From this, I obtained the equation for the flying time in the vertical component as follows:

$y=2t\sin 37^{\circ}+2t\sin 37^{\circ}-5t^2$

$y=4t\sin 37^{\circ}-5t^2$

$y=4t\frac{3}{5}-5t^2$

$0=\frac{12}{5}t-5t^2$

$0=12t-25t^2$

$t(12-25t)=0$

$t=\frac{25}{12}$

However this doesn't seem along the answers. What exactly could I be misinterpreting here?

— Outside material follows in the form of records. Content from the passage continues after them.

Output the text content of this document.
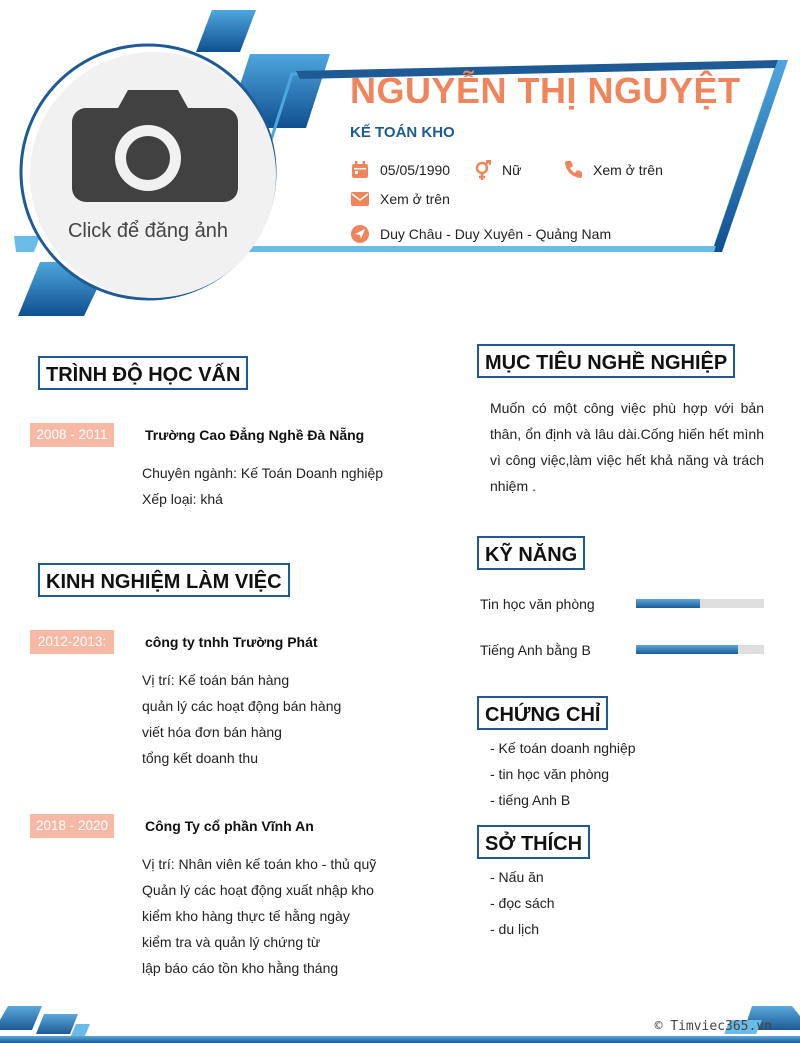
Click để đăng ảnh
NGUYỄN THỊ NGUYỆT
KẾ TOÁN KHO
05/05/1990	Nữ	Xem ở trên
Xem ở trên
Duy Châu - Duy Xuyên - Quảng Nam
TRÌNH ĐỘ HỌC VẤN
2008 - 2011	Trường Cao Đẳng Nghề Đà Nẵng
Chuyên ngành: Kế Toán Doanh nghiệp
Xếp loại: khá
KINH NGHIỆM LÀM VIỆC
2012-2013:	công ty tnhh Trường Phát
Vị trí: Kế toán bán hàng
quản lý các hoạt động bán hàng
viết hóa đơn bán hàng
tổng kết doanh thu
2018 - 2020	Công Ty cổ phần Vĩnh An
Vị trí: Nhân viên kế toán kho - thủ quỹ
Quản lý các hoạt động xuất nhập kho
kiểm kho hàng thực tế hằng ngày
kiểm tra và quản lý chứng từ
lập báo cáo tồn kho hằng tháng
MỤC TIÊU NGHỀ NGHIỆP
Muốn có một công việc phù hợp với bản thân, ổn định và lâu dài.Cống hiến hết mình vì công việc,làm việc hết khả năng và trách nhiệm .
KỸ NĂNG
Tin học văn phòng
Tiếng Anh bằng B
CHỨNG CHỈ
- Kế toán doanh nghiệp
- tin học văn phòng
- tiếng Anh B
SỞ THÍCH
- Nấu ăn
- đọc sách
- du lịch
© Timviec365.vn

If I do establish the equation for the horizontal component, it ends as follows:

$x=2\cos 37^{\circ}t$

Then:

$\frac{2t\sin37^{\circ}}{\tan\alpha}=2\cos 37^{\circ}t$

However, this produces an inconsistency.

But if I were to use the equation in terms of $x$ and $y$, this becomes into:

$y=y_{o}+v_o\sin\omega t -\frac{1}{2}gt^2$

$y\left(\frac{x}{v_o\cos\omega}\right)=y_{o}+v_o\sin\omega\frac{x}{v_o\cos\omega }-\frac{1}{2}g\left(\frac{x}{v_o\cos\omega}\right)^2$

$y=y_{o}+x\tan\omega-\frac{1}{2}g\left(\frac{x}{v_o\cos\omega}\right)^2$

Given the conditions of the problem: $y_{o}=2\sin37^{\circ}t=\frac{6t}{5}$

$x=\frac{2t\sin37^{\circ}}{\tan\alpha}=\frac{12t}{5}$

$y=\frac{6t}{5}+\frac{12t}{5}\tan 37^{\circ}-5\left(\frac{\frac{12t}{5}}{2\cos37^{\circ}}\right)^2$

$y=\frac{6t}{5}+\frac{12t}{5}\left(\frac{3}{4}\right)-5\left(\frac{\frac{12t}{5}}{\frac{8}{5}}\right)^2$

$y=\frac{6t}{5}+\frac{9t}{5}-\frac{45t^2}{4}$

$y=\frac{15t}{5}-\frac{45t^2}{4}$

$y=3t-\frac{45t^2}{4}$

Finally: $y=0$

$0=3t-\frac{45t^2}{4}$

$0=12t-45t^2$

$0=4t-15t^2$

$0=t(4-15t)$

Therefore:

$t=\frac{15}{4}$

Therefore where did I made an error can somebody help me here?!! Is there an error in my understanding of the problem or could it be that the alternatives aren't given right?